M. Ilan Benhaim : Il y a une différence fondamentale entre une start-up et une PME. Une PME est très bien gérée, gagne de l’argent et progresse lentement. À chaque fois que je veux embaucher quelqu’un, je réfléchis. J’attends de croître. À contrario, une start-up embauche dix fois plus de gens. C’est un grand pourvoyeur d’emplois et en plus très inclusif, parce que pour recruter vite, on n’est pas sélectif.
La disponibilité prime sur la compétence ou l’expérience. C’est d’ailleurs un peu le piège dans lequel tombent beaucoup de start-ups qui sont complexées par le fait qu’elles sont jeunes. Elles pensent que dès qu’elles ont de l’argent, elles vont pouvoir acheter les compétences qu’elles n’ont pas en les payant. Moi, je ne pense pas. Je pense que pour qu’une équipe soit efficace, il faut un entrepreneur très impliqué. À un moment, l’entrepreneur, parce qu’il est impliqué, parce que c’est son bébé, parce qu’il connaît tous les sujets par cœur, en a quelque chose à faire. De mon expérience, à chaque fois qu’on s’est développé à l’international et qu’on a pris des salariés, même chassés dans les plus grands groupes, les recrues n’ont pas la motivation chevillée au corps de l’entrepreneur. C’est une posture de salarié qui prime instinctivement.

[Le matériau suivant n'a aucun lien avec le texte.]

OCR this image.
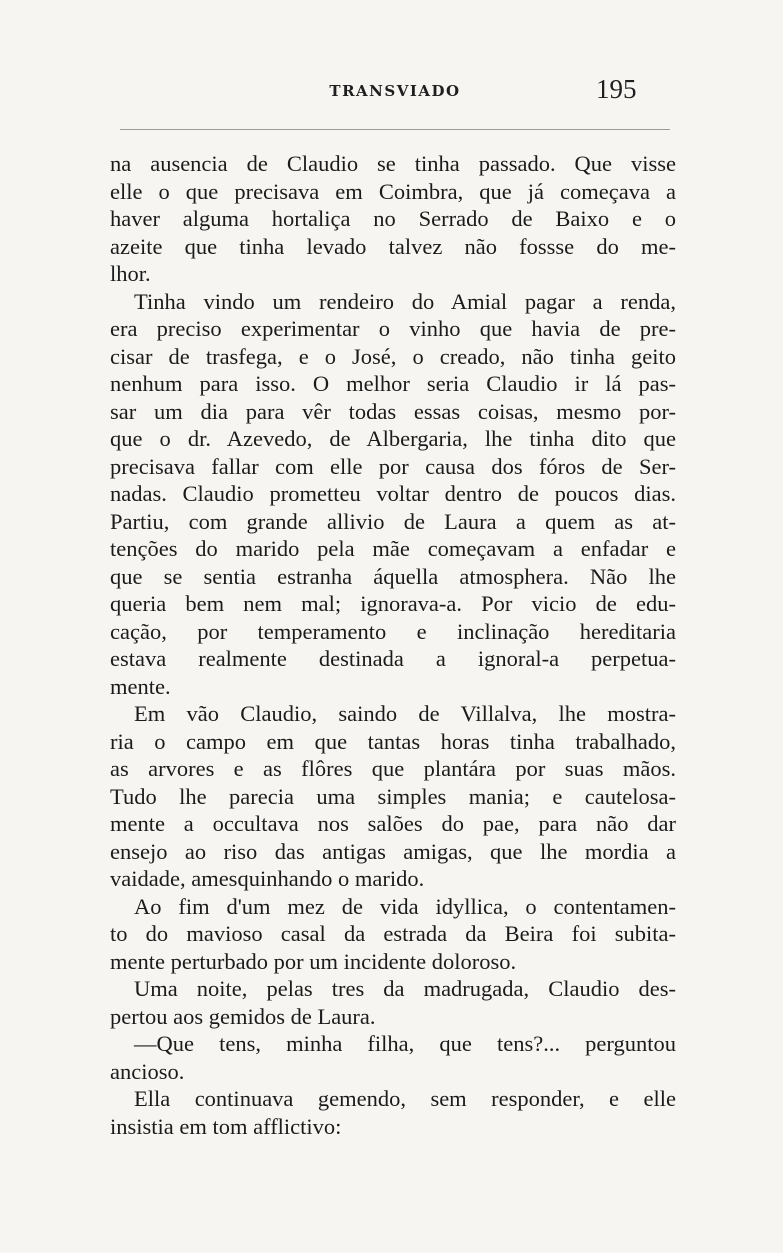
TRANSVIADO	195
na ausencia de Claudio se tinha passado. Que visse
elle o que precisava em Coimbra, que já começava a
haver alguma hortaliça no Serrado de Baixo e o
azeite que tinha levado talvez não fossse do me-
lhor.
Tinha vindo um rendeiro do Amial pagar a renda,
era preciso experimentar o vinho que havia de pre-
cisar de trasfega, e o José, o creado, não tinha geito
nenhum para isso. O melhor seria Claudio ir lá pas-
sar um dia para vêr todas essas coisas, mesmo por-
que o dr. Azevedo, de Albergaria, lhe tinha dito que
precisava fallar com elle por causa dos fóros de Ser-
nadas. Claudio prometteu voltar dentro de poucos dias.
Partiu, com grande allivio de Laura a quem as at-
tenções do marido pela mãe começavam a enfadar e
que se sentia estranha áquella atmosphera. Não lhe
queria bem nem mal; ignorava-a. Por vicio de edu-
cação, por temperamento e inclinação hereditaria
estava realmente destinada a ignoral-a perpetua-
mente.
Em vão Claudio, saindo de Villalva, lhe mostra-
ria o campo em que tantas horas tinha trabalhado,
as arvores e as flôres que plantára por suas mãos.
Tudo lhe parecia uma simples mania; e cautelosa-
mente a occultava nos salões do pae, para não dar
ensejo ao riso das antigas amigas, que lhe mordia a
vaidade, amesquinhando o marido.
Ao fim d'um mez de vida idyllica, o contentamen-
to do mavioso casal da estrada da Beira foi subita-
mente perturbado por um incidente doloroso.
Uma noite, pelas tres da madrugada, Claudio des-
pertou aos gemidos de Laura.
—Que tens, minha filha, que tens?... perguntou
ancioso.
Ella continuava gemendo, sem responder, e elle
insistia em tom afflictivo:
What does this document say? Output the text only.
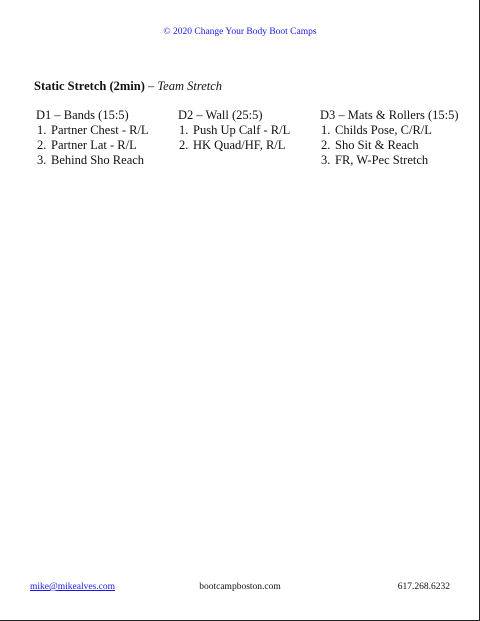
© 2020 Change Your Body Boot Camps
Static Stretch (2min) – Team Stretch
D1 – Bands (15:5)
1. Partner Chest - R/L
2. Partner Lat - R/L
3. Behind Sho Reach
D2 – Wall (25:5)
1. Push Up Calf - R/L
2. HK Quad/HF, R/L
D3 – Mats & Rollers (15:5)
1. Childs Pose, C/R/L
2. Sho Sit & Reach
3. FR, W-Pec Stretch
mike@mikealves.com	bootcampboston.com	617.268.6232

Au Maroc, il existe donc de nombreuses PME très bien gérées qui atteignent les objectifs de leurs dirigeants. Mais elles n’ont pas forcément la capacité financière à se développer ou même parfois la volonté lorsqu’elles ont atteint un niveau qui leur convient, une forme de sécurité.
Je pense que le problème est que très rapidement, on a utilisé la terminologie de start-up alors que ce dont on a besoin dans le système économique marocain, ce sont des PME plus solides, plus structurées et, d’autre part, d’accompagner une réelle génération d’entrepreneurs jeunes. Et cela nécessite des ajustements pour répondre à leurs besoins spécifiques.
Comment faut-il construire et accompagner leur développement ?
Le plus fondamental est la compréhension que l’ADN d’une startup, c’est d’aller vite. Si la subvention obtenue est disponible au bout de six mois, cela n’a aucun intérêt. L’entrepreneur va se mettre en « survival mode » en attendant d’avoir sa subvention. Il ne va pas être en mode rapide et investir l’argent. Lorsqu’on interroge un grand incubateur de la place au Maroc qui investit 3 millions de dirhams dans une startup, on nous explique que la priorité est de prendre des bureaux, d’embaucher des gens, de gérer les aspects administratifs. C’est antinomique comme approche par rapport au rythme que doit suivre une startup. Nous devons accepter le droit à l’erreur et encore plus venant d’un jeune. Si on lui donne 3 millions de dirhams, il ne faut pas nécessairement que cela soit dépensé magnifiquement, parfaitement.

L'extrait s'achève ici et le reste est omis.